Friday, 24 September 2010

Happy Birthday Fitz

Today is F. Scott Fitzgerald's 114th birthday, and in honor of the event, I want to take the opportunity to refute a story that has become accepted as truth but is in fact a complete myth, the idea that Hemingway told Fitz that the rich are only different from you and me because they have more money.

Here is what actually happened:

In 1926, Fitzgerald wrote a story called "The Rich Boy," which opens: "Let me tell you about the very rich. They are different from you and me." The point of the story is to see how extreme wealth can ruin people (and if you think he's wrong, just think about Michael Jackson.)

Some years later, Hemingway was at a dinner with the editor he shared with Fitzgerald, Max Perkins, and an Irish writer named Mary Colum, a woman with a sharp wit. Hemingway said at the dinner: "I am getting to know the rich" (primarily by marrying them, but, hey, that's one way). Mary Colum said to him: "The only difference between the rich and other people is that the rich have more money."

In 1936, Fitzgerald published the Crack-Up essays in Esquire, and Hemingway took the opportunity to deride him in "The Snows of Kilimanjaro", also published in Esquire later that year, as "poor Scott Fitzgerald," who was in "awe" of the rich and had written a story saying "the very rich are different from you and me," and how "someone" had told him, "Yes, they have more money."

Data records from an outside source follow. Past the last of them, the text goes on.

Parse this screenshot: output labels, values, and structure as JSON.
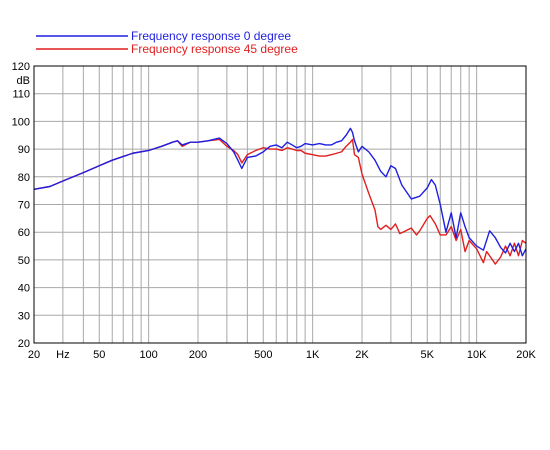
{
  "chart_data": {
    "type": "line",
    "x_scale": "log",
    "xlim": [
      20,
      20000
    ],
    "ylim": [
      20,
      120
    ],
    "grid": true,
    "legend_position": "top-left",
    "ylabel_unit": "dB",
    "xlabel_unit": "Hz",
    "x_tick_labels": [
      {
        "value": 20,
        "label": "20"
      },
      {
        "value": 50,
        "label": "50"
      },
      {
        "value": 100,
        "label": "100"
      },
      {
        "value": 200,
        "label": "200"
      },
      {
        "value": 500,
        "label": "500"
      },
      {
        "value": 1000,
        "label": "1K"
      },
      {
        "value": 2000,
        "label": "2K"
      },
      {
        "value": 5000,
        "label": "5K"
      },
      {
        "value": 10000,
        "label": "10K"
      },
      {
        "value": 20000,
        "label": "20K"
      }
    ],
    "y_ticks": [
      20,
      30,
      40,
      50,
      60,
      70,
      80,
      90,
      100,
      110,
      120
    ],
    "series": [
      {
        "name": "Frequency response 0 degree",
        "color": "#1f1fe0",
        "points": [
          [
            20,
            75.5
          ],
          [
            25,
            76.5
          ],
          [
            30,
            78.5
          ],
          [
            40,
            81.5
          ],
          [
            50,
            84
          ],
          [
            60,
            86
          ],
          [
            80,
            88.5
          ],
          [
            100,
            89.5
          ],
          [
            120,
            91
          ],
          [
            140,
            92.5
          ],
          [
            150,
            93
          ],
          [
            160,
            91.5
          ],
          [
            180,
            92.5
          ],
          [
            200,
            92.5
          ],
          [
            230,
            93
          ],
          [
            270,
            94
          ],
          [
            300,
            92
          ],
          [
            330,
            89
          ],
          [
            350,
            86
          ],
          [
            370,
            83
          ],
          [
            400,
            87
          ],
          [
            450,
            87.5
          ],
          [
            500,
            89
          ],
          [
            550,
            91
          ],
          [
            600,
            91.5
          ],
          [
            650,
            90.5
          ],
          [
            700,
            92.5
          ],
          [
            750,
            91.5
          ],
          [
            800,
            90.5
          ],
          [
            850,
            91
          ],
          [
            900,
            92
          ],
          [
            1000,
            91.5
          ],
          [
            1100,
            92
          ],
          [
            1200,
            91.5
          ],
          [
            1300,
            91.5
          ],
          [
            1400,
            92.5
          ],
          [
            1500,
            93
          ],
          [
            1600,
            95
          ],
          [
            1700,
            97.5
          ],
          [
            1750,
            96
          ],
          [
            1800,
            93
          ],
          [
            1900,
            89
          ],
          [
            2000,
            91
          ],
          [
            2200,
            89
          ],
          [
            2400,
            86
          ],
          [
            2600,
            82
          ],
          [
            2800,
            80
          ],
          [
            3000,
            84
          ],
          [
            3200,
            83
          ],
          [
            3500,
            77
          ],
          [
            4000,
            72
          ],
          [
            4500,
            73
          ],
          [
            5000,
            76
          ],
          [
            5300,
            79
          ],
          [
            5600,
            77
          ],
          [
            6000,
            70
          ],
          [
            6500,
            60
          ],
          [
            7000,
            67
          ],
          [
            7500,
            58
          ],
          [
            8000,
            67
          ],
          [
            8500,
            62
          ],
          [
            9000,
            58
          ],
          [
            10000,
            55
          ],
          [
            11000,
            53.5
          ],
          [
            12000,
            60.5
          ],
          [
            13000,
            58
          ],
          [
            14000,
            54.5
          ],
          [
            15000,
            52.5
          ],
          [
            16000,
            56
          ],
          [
            17000,
            53
          ],
          [
            18000,
            56
          ],
          [
            19000,
            51.5
          ],
          [
            20000,
            54
          ]
        ]
      },
      {
        "name": "Frequency response 45 degree",
        "color": "#e01f1f",
        "points": [
          [
            20,
            75.5
          ],
          [
            25,
            76.5
          ],
          [
            30,
            78.5
          ],
          [
            40,
            81.5
          ],
          [
            50,
            84
          ],
          [
            60,
            86
          ],
          [
            80,
            88.5
          ],
          [
            100,
            89.5
          ],
          [
            120,
            91
          ],
          [
            140,
            92.5
          ],
          [
            150,
            93
          ],
          [
            160,
            91
          ],
          [
            180,
            92.5
          ],
          [
            200,
            92.5
          ],
          [
            230,
            93
          ],
          [
            270,
            93.5
          ],
          [
            300,
            91
          ],
          [
            330,
            89.5
          ],
          [
            350,
            88
          ],
          [
            370,
            85
          ],
          [
            400,
            88
          ],
          [
            450,
            89.5
          ],
          [
            500,
            90.5
          ],
          [
            550,
            90
          ],
          [
            600,
            90
          ],
          [
            650,
            89.5
          ],
          [
            700,
            90.5
          ],
          [
            750,
            90
          ],
          [
            800,
            89.5
          ],
          [
            850,
            89.5
          ],
          [
            900,
            88.5
          ],
          [
            1000,
            88
          ],
          [
            1100,
            87.5
          ],
          [
            1200,
            87.5
          ],
          [
            1300,
            88
          ],
          [
            1400,
            88.5
          ],
          [
            1500,
            89
          ],
          [
            1600,
            91
          ],
          [
            1700,
            92.5
          ],
          [
            1750,
            93.5
          ],
          [
            1800,
            88
          ],
          [
            1900,
            87
          ],
          [
            2000,
            81
          ],
          [
            2200,
            74
          ],
          [
            2400,
            68
          ],
          [
            2500,
            62
          ],
          [
            2600,
            61
          ],
          [
            2800,
            62.5
          ],
          [
            3000,
            61
          ],
          [
            3200,
            63
          ],
          [
            3400,
            59.5
          ],
          [
            3700,
            60.5
          ],
          [
            4000,
            61.5
          ],
          [
            4300,
            59
          ],
          [
            4500,
            60.5
          ],
          [
            5000,
            65
          ],
          [
            5200,
            66
          ],
          [
            5600,
            63
          ],
          [
            6000,
            59
          ],
          [
            6500,
            59
          ],
          [
            7000,
            62
          ],
          [
            7500,
            57
          ],
          [
            8000,
            61
          ],
          [
            8500,
            53
          ],
          [
            9000,
            57
          ],
          [
            10000,
            54
          ],
          [
            11000,
            49
          ],
          [
            11500,
            53
          ],
          [
            12000,
            51.5
          ],
          [
            13000,
            48.5
          ],
          [
            14000,
            51
          ],
          [
            15000,
            55
          ],
          [
            16000,
            51.5
          ],
          [
            17000,
            56
          ],
          [
            18000,
            51.5
          ],
          [
            19000,
            57
          ],
          [
            20000,
            56
          ]
        ]
      }
    ]
  }
}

Ever since, Hemingway has been credited with the line but it was used against him. We know this because soon after the dinner Perkins wrote a letter to a woman named Elizabeth Lemmon telling her what had been said at the dinner, because he thought Hemingway's behavior was beneath contempt. Some think Hemingway did it in part because he hated being bested by a woman; certainly his rivalry with Fitzgerald drove him to more and more malicious mythmaking.

The truth of this story can be found in most of the Hemingway biographies, as well as the letters and biography of Max Perkins, and of course the Fitzgerald biographies, for example here.

While I'm at it: no one who knew Fitzgerald well believed that he asked Hemingway to check out his, erm, manhood at a Parisian restaurant to make sure he was properly endowed, as Hemingway claimed in A Moveable Feast. This is pure Hemingway machismo, just the kind of pissing contest he loved to invent. It is just possible that Fitz might have done it if he were very drunk (which of course happened a lot), when he was capable of all kinds of outrageous behavior. But in general he was sexually somewhat prudish and homophobic. He was raised a Victorian after all. So it's possible, but unlikely.